In July, major national credit-reporting company Equifax was hit by a cyberattack that exposed personal information of about 143 million U.S. consumers. Three executives at the company sold shares that totaled $1.8 million only a few days after the company learned of the breach.

However, Equifax didn’t reveal details about the breach until September 7. Now the Department of Justice (DOJ) has reportedly opened an investigation to find out if those executives violated insider trading laws.

According to the U.S. Securities and Exchange Commission, “[I]llegal insider trading refers generally to buying or selling a security, in breach of a fiduciary duty or other relationship of trust and confidence, while in possession of material, nonpublic information about the security.”

The website included examples of insider trading cases, one of which is when “[C]orporate officers, directors, and employees who traded the corporation’s securities after learning of significant, confidential corporate developments.”

From Bloomberg earlier this month:

The credit-reporting service said earlier in a statement that it discovered the intrusion on July 29. Regulatory filings show that on Aug. 1, Chief Financial Officer John Gamble sold shares worth $946,374 and Joseph Loughran, president of U.S. information solutions, exercised options to dispose of stock worth $584,099. Rodolfo Ploder, president of workforce solutions, sold $250,458 of stock on Aug. 2. None of the filings lists the transactions as being part of 10b5-1 scheduled trading plans.

The three “sold a small percentage of their Equifax shares,” Ines Gutzmer, a spokeswoman for the Atlanta-based company, said in an emailed statement.
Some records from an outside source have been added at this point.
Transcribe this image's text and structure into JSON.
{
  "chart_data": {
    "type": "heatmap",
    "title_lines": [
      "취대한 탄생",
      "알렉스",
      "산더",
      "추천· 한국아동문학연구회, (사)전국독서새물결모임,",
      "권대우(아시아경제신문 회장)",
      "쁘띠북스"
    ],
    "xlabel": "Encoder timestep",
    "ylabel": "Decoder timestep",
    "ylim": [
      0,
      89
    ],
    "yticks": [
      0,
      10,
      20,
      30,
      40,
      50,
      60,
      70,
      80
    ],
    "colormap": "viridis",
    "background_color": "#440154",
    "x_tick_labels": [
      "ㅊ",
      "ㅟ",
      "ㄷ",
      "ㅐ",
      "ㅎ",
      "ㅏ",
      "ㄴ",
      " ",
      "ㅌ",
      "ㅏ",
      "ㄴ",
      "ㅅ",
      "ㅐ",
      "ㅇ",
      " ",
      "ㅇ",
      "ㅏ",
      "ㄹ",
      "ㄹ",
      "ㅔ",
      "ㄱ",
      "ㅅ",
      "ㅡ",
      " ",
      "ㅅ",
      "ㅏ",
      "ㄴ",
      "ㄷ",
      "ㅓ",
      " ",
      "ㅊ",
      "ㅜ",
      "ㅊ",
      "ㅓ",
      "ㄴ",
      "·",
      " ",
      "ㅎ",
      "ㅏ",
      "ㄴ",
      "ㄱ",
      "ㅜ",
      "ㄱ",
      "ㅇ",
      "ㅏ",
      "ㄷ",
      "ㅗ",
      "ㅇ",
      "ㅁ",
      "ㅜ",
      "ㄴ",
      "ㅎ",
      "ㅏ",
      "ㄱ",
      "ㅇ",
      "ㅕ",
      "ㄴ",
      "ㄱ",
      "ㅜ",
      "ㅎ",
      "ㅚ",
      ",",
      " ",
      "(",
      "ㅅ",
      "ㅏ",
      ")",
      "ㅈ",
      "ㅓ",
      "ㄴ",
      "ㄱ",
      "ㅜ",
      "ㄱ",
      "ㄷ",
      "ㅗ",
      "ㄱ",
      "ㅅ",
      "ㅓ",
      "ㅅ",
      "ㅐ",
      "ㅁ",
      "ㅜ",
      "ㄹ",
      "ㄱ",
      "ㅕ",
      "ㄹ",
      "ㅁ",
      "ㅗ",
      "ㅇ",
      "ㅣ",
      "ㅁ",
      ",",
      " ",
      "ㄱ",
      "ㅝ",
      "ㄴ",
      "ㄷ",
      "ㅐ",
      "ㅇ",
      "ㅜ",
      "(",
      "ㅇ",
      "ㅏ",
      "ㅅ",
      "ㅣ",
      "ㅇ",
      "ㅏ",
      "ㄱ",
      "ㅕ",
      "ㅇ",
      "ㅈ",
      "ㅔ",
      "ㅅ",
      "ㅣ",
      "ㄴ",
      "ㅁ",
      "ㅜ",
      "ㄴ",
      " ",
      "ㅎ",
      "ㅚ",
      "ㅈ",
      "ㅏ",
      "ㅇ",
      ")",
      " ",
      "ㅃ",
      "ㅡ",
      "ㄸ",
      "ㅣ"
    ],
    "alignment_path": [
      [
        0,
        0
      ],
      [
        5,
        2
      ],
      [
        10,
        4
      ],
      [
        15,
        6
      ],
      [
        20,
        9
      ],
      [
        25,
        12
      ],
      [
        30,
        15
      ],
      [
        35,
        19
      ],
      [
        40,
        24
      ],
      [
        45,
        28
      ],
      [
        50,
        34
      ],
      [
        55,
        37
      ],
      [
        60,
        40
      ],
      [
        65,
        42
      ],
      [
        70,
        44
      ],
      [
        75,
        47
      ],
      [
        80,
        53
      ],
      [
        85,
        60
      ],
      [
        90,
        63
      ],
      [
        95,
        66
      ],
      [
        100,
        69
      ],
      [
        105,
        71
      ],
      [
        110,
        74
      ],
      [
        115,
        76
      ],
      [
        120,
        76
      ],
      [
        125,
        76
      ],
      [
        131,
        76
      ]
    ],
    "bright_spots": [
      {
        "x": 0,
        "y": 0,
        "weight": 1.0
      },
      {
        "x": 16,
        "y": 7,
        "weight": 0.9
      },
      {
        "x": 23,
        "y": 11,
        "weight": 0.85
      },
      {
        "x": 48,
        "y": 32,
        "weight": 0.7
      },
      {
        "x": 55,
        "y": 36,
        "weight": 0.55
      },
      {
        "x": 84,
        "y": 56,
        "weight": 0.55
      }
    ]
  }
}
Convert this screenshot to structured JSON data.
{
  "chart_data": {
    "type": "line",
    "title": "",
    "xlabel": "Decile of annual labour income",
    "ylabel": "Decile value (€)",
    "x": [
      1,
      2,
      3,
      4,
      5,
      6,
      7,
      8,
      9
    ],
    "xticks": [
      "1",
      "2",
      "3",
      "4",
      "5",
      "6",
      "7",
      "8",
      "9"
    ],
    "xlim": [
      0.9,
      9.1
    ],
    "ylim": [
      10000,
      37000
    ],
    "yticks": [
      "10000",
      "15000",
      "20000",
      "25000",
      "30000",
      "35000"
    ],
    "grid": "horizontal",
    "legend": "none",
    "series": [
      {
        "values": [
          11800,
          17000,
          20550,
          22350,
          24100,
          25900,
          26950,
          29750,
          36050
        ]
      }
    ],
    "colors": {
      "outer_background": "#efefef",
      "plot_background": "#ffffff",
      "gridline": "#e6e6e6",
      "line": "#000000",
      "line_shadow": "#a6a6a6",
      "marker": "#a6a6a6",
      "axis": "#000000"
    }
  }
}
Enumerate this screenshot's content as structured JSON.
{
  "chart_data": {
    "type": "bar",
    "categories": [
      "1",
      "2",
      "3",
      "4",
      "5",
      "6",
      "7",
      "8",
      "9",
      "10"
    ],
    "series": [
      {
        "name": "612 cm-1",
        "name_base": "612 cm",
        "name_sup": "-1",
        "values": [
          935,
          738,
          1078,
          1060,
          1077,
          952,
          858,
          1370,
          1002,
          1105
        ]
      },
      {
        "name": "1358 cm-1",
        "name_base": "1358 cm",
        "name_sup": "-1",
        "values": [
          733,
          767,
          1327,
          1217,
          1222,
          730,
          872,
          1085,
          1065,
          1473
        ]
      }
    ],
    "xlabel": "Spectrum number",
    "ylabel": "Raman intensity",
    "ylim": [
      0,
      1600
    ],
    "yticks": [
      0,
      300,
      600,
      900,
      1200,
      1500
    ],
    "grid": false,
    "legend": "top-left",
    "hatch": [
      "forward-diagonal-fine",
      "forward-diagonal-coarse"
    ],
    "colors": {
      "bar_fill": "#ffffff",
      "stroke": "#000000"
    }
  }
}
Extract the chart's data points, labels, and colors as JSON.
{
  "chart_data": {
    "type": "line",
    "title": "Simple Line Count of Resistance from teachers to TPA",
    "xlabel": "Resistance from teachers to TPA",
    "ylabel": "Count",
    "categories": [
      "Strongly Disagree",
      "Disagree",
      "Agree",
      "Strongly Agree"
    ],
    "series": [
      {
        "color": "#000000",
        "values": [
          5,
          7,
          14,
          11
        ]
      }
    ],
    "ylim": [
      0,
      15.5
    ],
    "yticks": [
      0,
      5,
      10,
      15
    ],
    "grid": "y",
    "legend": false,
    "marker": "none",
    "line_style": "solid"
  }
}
They “had no knowledge that an intrusion had occurred at the time.”

The investigation includes the three mentioned above.

Equifax’s shares fell by 13% after news broke about the breach. This morning, Bloomberg reported that shares have now fallen 35%.

Again, the executives, these three men at the very top of Equifax, claim they had no idea the breach occurred when they sold their shares. Filings have shown that the transactions were not “part of pre-scheduled trading plans.”

USA Today reported that “Wyn Hornbuckle, a spokesman for the Department of Justice, referred questions to the office of U.S. [Attorney] John Horn in Atlanta, where Equifax is based.” Horn’s spokesman Bob Page told the publication “that federal prosecutors there are working with the FBI to conduct a criminal investigation of the cyberbreach and resulting theft of personal information.”

Scammers Target Equifax Victims

To make matters worse, scammers have capitalized on this breach and started to target victims of Equifax. The Federal Trade Commission (FTC) has issued a warning about these scams and steps to take to protect yourself. From International Business Times:

First and foremost, the FTC said consumers should never give out personal or financial information on an unsolicited call. If the consumer initiated the call and can verify the person on the other end of the call truly works for who they claim, then it is likely safe. But most companies will not cold call a person and request their information.

Secondly, consumers should not trust their caller ID to protect them. While a number may appear legitimate, it’s possible for scammers to spoof phone numbers so it looks like they are calling from a particular company. This is a prevalent tactic that scammers have adopted in recent years and will likely be put to use in order to make calls appear as though they are from Equifax or other financial resources.

Finally, consumers are advised by the FTC to immediately hang up on any robocall they may receive. Don’t press “1” when prompted, don’t wait to speak to a live operator, don’t even bother following steps to supposedly remove a phone number from the call list. The FTC warns any interaction is only likely to lead to more robocalls.